In his final days, Felix was surrounded by people who loved him – individuals whose lives he had touched in some way and who he admired because of the choices they had made in mapping out their lives. He loved individuals who were driven and made things happen. He is survived by his mother to whom he was very close.
Felix Dexter was an avid football fan and it’s comforting to know that he was wearing his team’s shirt – Arsenal – at his end, bought for him by another funny man and very keen footballer friend Gary Beadle who said “Laughter is an instant vacation. In the presence of Felix, I experienced enough laughter to travel round the universe 100 times over. Now my beautiful and talented friend has evaporated to beyond the blue curtain, I shall cherish every moment I ever spent with the genius of comedy that is Felix Dexter. R.I.P.”

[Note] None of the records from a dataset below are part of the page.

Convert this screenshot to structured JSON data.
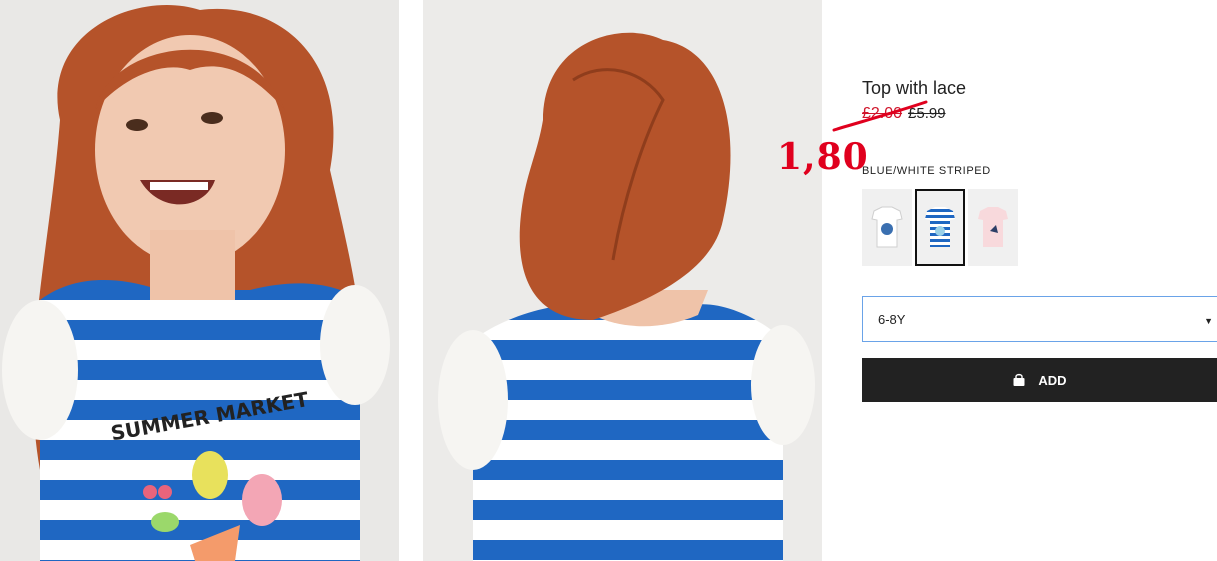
{
  "product": {
    "title": "Top with lace",
    "price_original": "£2.00",
    "price_current": "£5.99",
    "handwritten_price": "1,80",
    "color_label": "BLUE/WHITE STRIPED",
    "swatches": [
      {
        "icon": "white-tshirt-thumbnail",
        "color": "#ffffff",
        "selected": false
      },
      {
        "icon": "blue-striped-tshirt-thumbnail",
        "color": "#1f67c2",
        "selected": true
      },
      {
        "icon": "pink-tshirt-thumbnail",
        "color": "#f8d9dc",
        "selected": false
      }
    ],
    "size_value": "6-8Y",
    "add_label": "ADD"
  },
  "photos": [
    {
      "icon": "model-front-photo"
    },
    {
      "icon": "model-back-photo"
    }
  ],
  "colors": {
    "accent_red": "#e0001e",
    "stripe_blue": "#1f67c2",
    "button_dark": "#222222",
    "focus_border": "#6aa3e8"
  }
}
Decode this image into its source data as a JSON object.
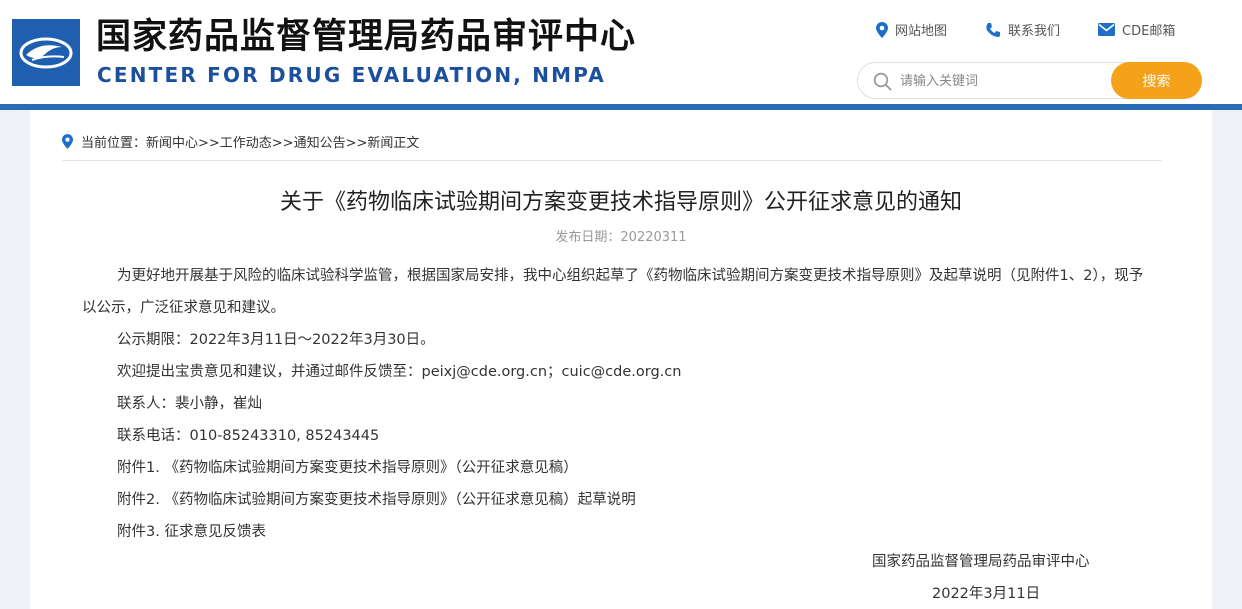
{
  "header": {
    "title_cn": "国家药品监督管理局药品审评中心",
    "title_en": "CENTER FOR DRUG EVALUATION, NMPA",
    "links": [
      {
        "icon": "location-pin-icon",
        "label": "网站地图"
      },
      {
        "icon": "phone-icon",
        "label": "联系我们"
      },
      {
        "icon": "mail-icon",
        "label": "CDE邮箱"
      }
    ],
    "search": {
      "placeholder": "请输入关键词",
      "button": "搜索"
    }
  },
  "breadcrumb": {
    "text": "当前位置：新闻中心>>工作动态>>通知公告>>新闻正文"
  },
  "article": {
    "title": "关于《药物临床试验期间方案变更技术指导原则》公开征求意见的通知",
    "date": "发布日期：20220311",
    "paragraphs": [
      "为更好地开展基于风险的临床试验科学监管，根据国家局安排，我中心组织起草了《药物临床试验期间方案变更技术指导原则》及起草说明（见附件1、2），现予以公示，广泛征求意见和建议。",
      "公示期限：2022年3月11日～2022年3月30日。",
      "欢迎提出宝贵意见和建议，并通过邮件反馈至：peixj@cde.org.cn；cuic@cde.org.cn",
      "联系人：裴小静，崔灿",
      "联系电话：010-85243310, 85243445",
      "附件1. 《药物临床试验期间方案变更技术指导原则》（公开征求意见稿）",
      "附件2. 《药物临床试验期间方案变更技术指导原则》（公开征求意见稿）起草说明",
      "附件3. 征求意见反馈表"
    ],
    "signature_org": "国家药品监督管理局药品审评中心",
    "signature_date": "2022年3月11日"
  },
  "colors": {
    "brand_blue": "#1f5fb0",
    "accent_orange": "#f5a21b",
    "link_icon_blue": "#1f6fc9"
  }
}
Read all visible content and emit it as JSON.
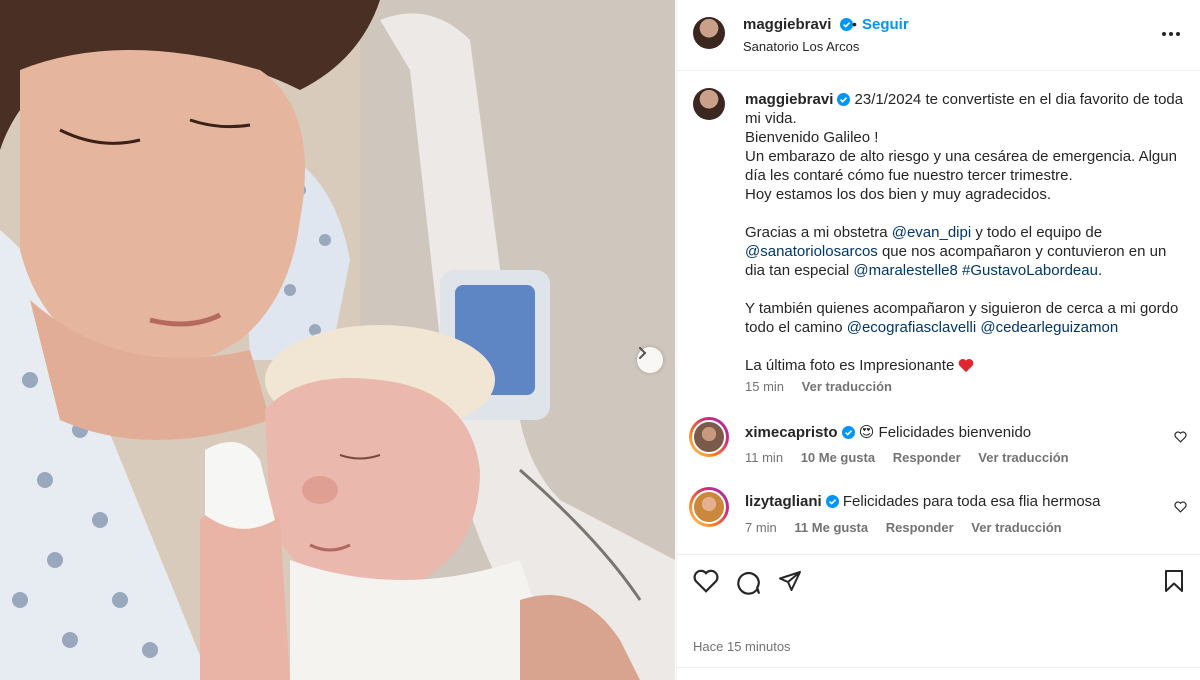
{
  "post": {
    "username": "maggiebravi",
    "follow_label": "Seguir",
    "separator": "•",
    "location": "Sanatorio Los Arcos"
  },
  "caption": {
    "username": "maggiebravi",
    "line1": "23/1/2024 te convertiste en el dia favorito de toda mi vida.",
    "line2": "Bienvenido Galileo !",
    "line3": "Un embarazo de alto riesgo y una cesárea de emergencia. Algun día les contaré cómo fue nuestro tercer trimestre.",
    "line4": "Hoy estamos los dos bien y muy agradecidos.",
    "p2_a": "Gracias a mi obstetra ",
    "mention1": "@evan_dipi",
    "p2_b": " y todo el equipo de ",
    "mention2": "@sanatoriolosarcos",
    "p2_c": " que nos acompañaron y contuvieron en un dia tan especial ",
    "mention3": "@maralestelle8",
    "hashtag1": "#GustavoLabordeau",
    "p2_end": ".",
    "p3_a": "Y también quienes acompañaron y siguieron de cerca a mi gordo todo el camino ",
    "mention4": "@ecografiasclavelli",
    "mention5": "@cedearleguizamon",
    "p4": "La última foto es Impresionante ",
    "time": "15 min",
    "translate": "Ver traducción"
  },
  "comments": [
    {
      "username": "ximecapristo",
      "text": "Felicidades bienvenido",
      "emoji": "😍",
      "time": "11 min",
      "likes": "10 Me gusta",
      "reply": "Responder",
      "translate": "Ver traducción"
    },
    {
      "username": "lizytagliani",
      "text": "Felicidades para toda esa flia hermosa",
      "time": "7 min",
      "likes": "11 Me gusta",
      "reply": "Responder",
      "translate": "Ver traducción"
    }
  ],
  "footer": {
    "time_ago": "Hace 15 minutos"
  },
  "colors": {
    "accent": "#0095f6",
    "link": "#00376b",
    "muted": "#737373",
    "heart_red": "#ed4956"
  },
  "icons": [
    "next-arrow-icon",
    "verified-icon",
    "more-icon",
    "heart-icon",
    "comment-icon",
    "share-icon",
    "bookmark-icon"
  ]
}
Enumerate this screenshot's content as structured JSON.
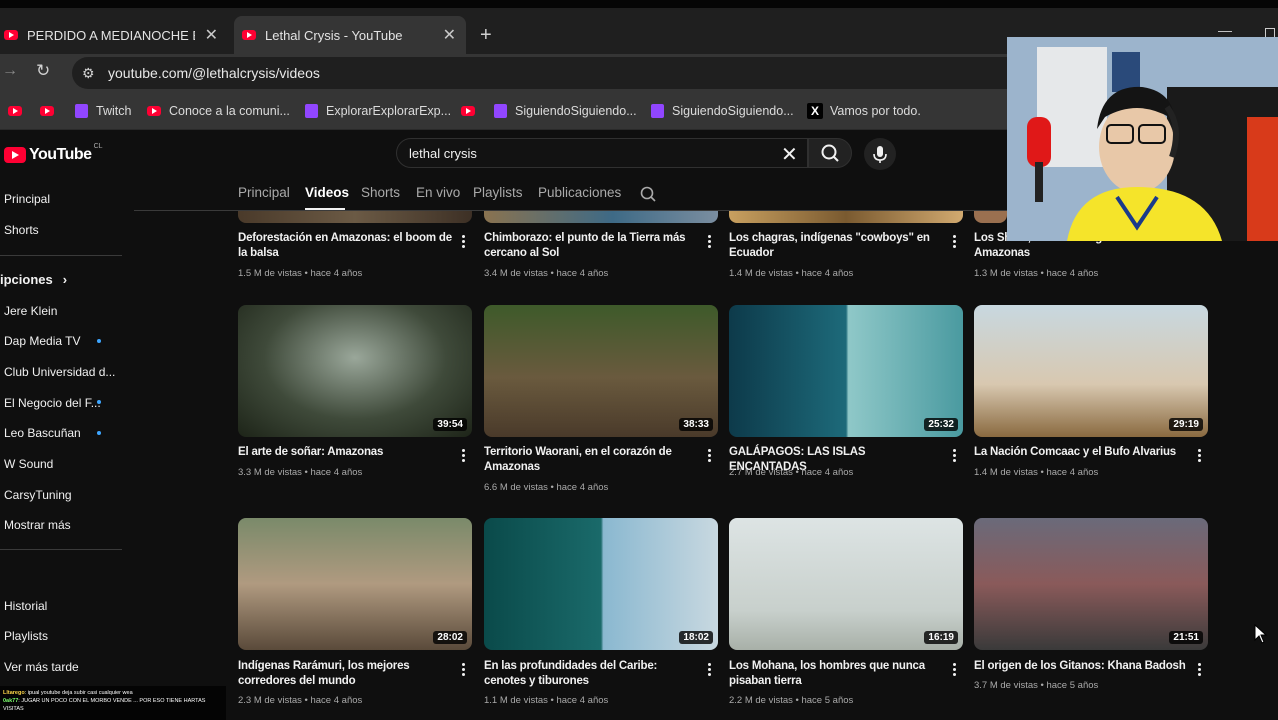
{
  "browser": {
    "tabs": [
      {
        "title": "PERDIDO A MEDIANOCHE EN L",
        "active": false
      },
      {
        "title": "Lethal Crysis - YouTube",
        "active": true
      }
    ],
    "url": "youtube.com/@lethalcrysis/videos",
    "bookmarks": [
      {
        "icon": "youtube-icon",
        "label": ""
      },
      {
        "icon": "youtube-icon",
        "label": ""
      },
      {
        "icon": "twitch-icon",
        "label": "Twitch"
      },
      {
        "icon": "youtube-icon",
        "label": "Conoce a la comuni..."
      },
      {
        "icon": "twitch-icon",
        "label": "ExplorarExplorarExp..."
      },
      {
        "icon": "youtube-icon",
        "label": ""
      },
      {
        "icon": "twitch-icon",
        "label": "SiguiendoSiguiendo..."
      },
      {
        "icon": "twitch-icon",
        "label": "SiguiendoSiguiendo..."
      },
      {
        "icon": "x-icon",
        "label": "Vamos por todo."
      }
    ]
  },
  "youtube": {
    "logo_text": "YouTube",
    "country_code": "CL",
    "search_query": "lethal crysis",
    "channel_tabs": [
      "Principal",
      "Videos",
      "Shorts",
      "En vivo",
      "Playlists",
      "Publicaciones"
    ],
    "active_tab": "Videos"
  },
  "sidebar": {
    "top": [
      "Principal",
      "Shorts"
    ],
    "subs_heading": "ipciones",
    "subscriptions": [
      {
        "name": "Jere Klein",
        "live": false
      },
      {
        "name": "Dap Media TV",
        "live": true
      },
      {
        "name": "Club Universidad d...",
        "live": false
      },
      {
        "name": "El Negocio del F...",
        "live": true
      },
      {
        "name": "Leo Bascuñan",
        "live": true
      },
      {
        "name": "W Sound",
        "live": false
      },
      {
        "name": "CarsyTuning",
        "live": false
      },
      {
        "name": "Mostrar más",
        "live": false
      }
    ],
    "you": [
      "Historial",
      "Playlists",
      "Ver más tarde"
    ]
  },
  "videos": [
    {
      "title": "Deforestación en Amazonas: el boom de la balsa",
      "meta": "1.5 M de vistas • hace 4 años",
      "duration": ""
    },
    {
      "title": "Chimborazo: el punto de la Tierra más cercano al Sol",
      "meta": "3.4 M de vistas • hace 4 años",
      "duration": ""
    },
    {
      "title": "Los chagras, indígenas \"cowboys\" en Ecuador",
      "meta": "1.4 M de vistas • hace 4 años",
      "duration": ""
    },
    {
      "title": "Los Shuar, los últimos guerreros de Amazonas",
      "meta": "1.3 M de vistas • hace 4 años",
      "duration": ""
    },
    {
      "title": "El arte de soñar: Amazonas",
      "meta": "3.3 M de vistas • hace 4 años",
      "duration": "39:54"
    },
    {
      "title": "Territorio Waorani, en el corazón de Amazonas",
      "meta": "6.6 M de vistas • hace 4 años",
      "duration": "38:33"
    },
    {
      "title": "GALÁPAGOS: LAS ISLAS ENCANTADAS",
      "meta": "2.7 M de vistas • hace 4 años",
      "duration": "25:32"
    },
    {
      "title": "La Nación Comcaac y el Bufo Alvarius",
      "meta": "1.4 M de vistas • hace 4 años",
      "duration": "29:19"
    },
    {
      "title": "Indígenas Rarámuri, los mejores corredores del mundo",
      "meta": "2.3 M de vistas • hace 4 años",
      "duration": "28:02"
    },
    {
      "title": "En las profundidades del Caribe: cenotes y tiburones",
      "meta": "1.1 M de vistas • hace 4 años",
      "duration": "18:02"
    },
    {
      "title": "Los Mohana, los hombres que nunca pisaban tierra",
      "meta": "2.2 M de vistas • hace 5 años",
      "duration": "16:19"
    },
    {
      "title": "El origen de los Gitanos: Khana Badosh",
      "meta": "3.7 M de vistas • hace 5 años",
      "duration": "21:51"
    }
  ],
  "chat": {
    "line1_user": "Lltarego",
    "line1_text": ": ipual youtube deja subir casi cualquier wea",
    "line2_user": "0ak77",
    "line2_text": ": JUGAR UN POCO CON EL MORBO VENDE ... POR ESO TIENE HARTAS VISITAS"
  },
  "colors": {
    "youtube_red": "#ff0033",
    "twitch_purple": "#9146ff",
    "live_dot": "#3ea6ff"
  }
}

I wish Felix could see the overwhelming love and admiration that has surrounded the very sad news of his untimely death – even though I personally felt he never received the full recognition that he deserved. During the past year, we had been working together on a documentary idea with the working title of ‘ The Story of Ethnic Comedy in the UK’ exploring 25 years of Black Comedy in Britain. I didn’t realise at the time, but this was the legacy that Felix wanted to leave behind. I will make sure that the series will still be made so that even though he is no longer with us in person, the programme will be made in the spirit he intended and under his name. I miss him very much.